Very little of Glarentza is visible today. The city wall has largely vanished, difficult to trace even from its foundation remains; the port basin is a swamp. The three gates left more substantial traces than the walls between them. A large monumental staircase survives. What remained of the Franciscan church's walls was destroyed by the German Army during the occupation of Greece in World War II.

The site is managed by the 6th Ephorate of Byzantine Antiquities and is accessible to visitors by car. Archaeological work — including the sketch map produced by the antiquarian Ramsay Traquair and published in the Annual of the British School at Athens in 1906/7 — has helped establish the town's layout. The excavated basin where the port once lay, now marshy ground, can still be identified near the cliff edge on the northern side of the headland.

A persistent popular theory once connected the English title Duke of Clarence with this town. That connection was definitively rejected in 1846 by the military antiquarian William Martin Leake, who demonstrated that no English royalty ever held Moreote titles and that the title derives from Clare in Suffolk, not from the Peloponnese.

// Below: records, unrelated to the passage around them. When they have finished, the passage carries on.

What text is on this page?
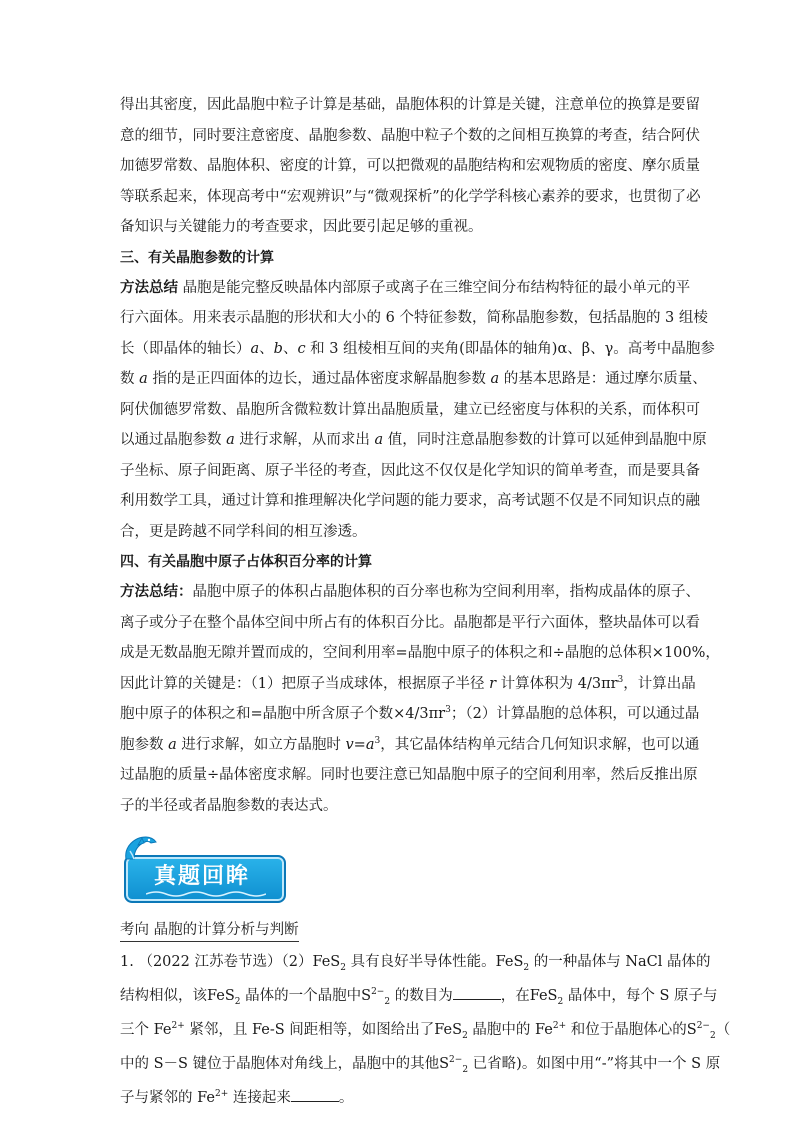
得出其密度，因此晶胞中粒子计算是基础，晶胞体积的计算是关键，注意单位的换算是要留
意的细节，同时要注意密度、晶胞参数、晶胞中粒子个数的之间相互换算的考查，结合阿伏
加德罗常数、晶胞体积、密度的计算，可以把微观的晶胞结构和宏观物质的密度、摩尔质量
等联系起来，体现高考中“宏观辨识”与“微观探析”的化学学科核心素养的要求，也贯彻了必
备知识与关键能力的考查要求，因此要引起足够的重视。

三、有关晶胞参数的计算

方法总结 晶胞是能完整反映晶体内部原子或离子在三维空间分布结构特征的最小单元的平
行六面体。用来表示晶胞的形状和大小的 6 个特征参数，简称晶胞参数，包括晶胞的 3 组棱
长（即晶体的轴长）a、b、c 和 3 组棱相互间的夹角(即晶体的轴角)α、β、γ。高考中晶胞参
数 a 指的是正四面体的边长，通过晶体密度求解晶胞参数 a 的基本思路是：通过摩尔质量、
阿伏伽德罗常数、晶胞所含微粒数计算出晶胞质量，建立已经密度与体积的关系，而体积可
以通过晶胞参数 a 进行求解，从而求出 a 值，同时注意晶胞参数的计算可以延伸到晶胞中原
子坐标、原子间距离、原子半径的考查，因此这不仅仅是化学知识的简单考查，而是要具备
利用数学工具，通过计算和推理解决化学问题的能力要求，高考试题不仅是不同知识点的融
合，更是跨越不同学科间的相互渗透。

四、有关晶胞中原子占体积百分率的计算

方法总结：晶胞中原子的体积占晶胞体积的百分率也称为空间利用率，指构成晶体的原子、
离子或分子在整个晶体空间中所占有的体积百分比。晶胞都是平行六面体，整块晶体可以看
成是无数晶胞无隙并置而成的，空间利用率=晶胞中原子的体积之和÷晶胞的总体积×100%，
因此计算的关键是：（1）把原子当成球体，根据原子半径 r 计算体积为 $4/3\pi r^3$，计算出晶
胞中原子的体积之和=晶胞中所含原子个数$\times 4/3\pi r^3$；（2）计算晶胞的总体积，可以通过晶
胞参数 a 进行求解，如立方晶胞时 $v=a^3$，其它晶体结构单元结合几何知识求解，也可以通
过晶胞的质量÷晶体密度求解。同时也要注意已知晶胞中原子的空间利用率，然后反推出原
子的半径或者晶胞参数的表达式。

真题回眸

考向 晶胞的计算分析与判断

1. （2022 江苏卷节选）（2）FeS$_2$ 具有良好半导体性能。FeS$_2$ 的一种晶体与 NaCl 晶体的
结构相似，该FeS$_2$ 晶体的一个晶胞中$S^{2-}_2$ 的数目为	，在FeS$_2$ 晶体中，每个 S 原子与
三个 $Fe^{2+}$ 紧邻，且 Fe-S 间距相等，如图给出了FeS$_2$ 晶胞中的 $Fe^{2+}$ 和位于晶胞体心的$S^{2-}_2$（
中的 S－S 键位于晶胞体对角线上，晶胞中的其他$S^{2-}_2$ 已省略)。如图中用“-”将其中一个 S 原
子与紧邻的 $Fe^{2+}$ 连接起来	。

Silver Coins and Vanished Streets

The tornese coins minted at Glarentza are now found in museum collections across Europe — small silver discs that outlasted the town that produced them by centuries. They were the medium through which the Principality of Achaea participated in Mediterranean commerce, and their survival in archives and coin collections documents an economy that left almost nothing else standing.

Glarentza's story is a compressed version of what happened to the entire Frankish presence in Greece: founded with energy and commercial intelligence, prosperous for two centuries, then undercut by the slow failure of the political system that had sustained it. The Byzantines who inherited it could not restore what the Italian trade networks had built. The Ottomans who followed did not try. The harbor silted. The walls crumbled. The streets disappeared under soil. Where a medieval town once processed the trade of a principality, the Ionian wind now blows across scrubland and marsh.

From the Air

Glarentza's site lies at approximately 37.94°N, 21.14°E, on the northwestern tip of the Chelonatas headland near the modern village of Kyllini, on the westernmost point of the Peloponnese. From the air at 2,000–4,000 feet, the clifftop plateau is identifiable by the headland's distinctive profile where it meets the sea; the swampy harbor basin may be visible in the north. The island of Zakynthos lies roughly 12 km to the northwest across the water. Chlemoutsi castle is visible on its hill approximately 5 km to the south-southeast. The nearest major airport is LGRX (Araxos), approximately 35 km to the northeast.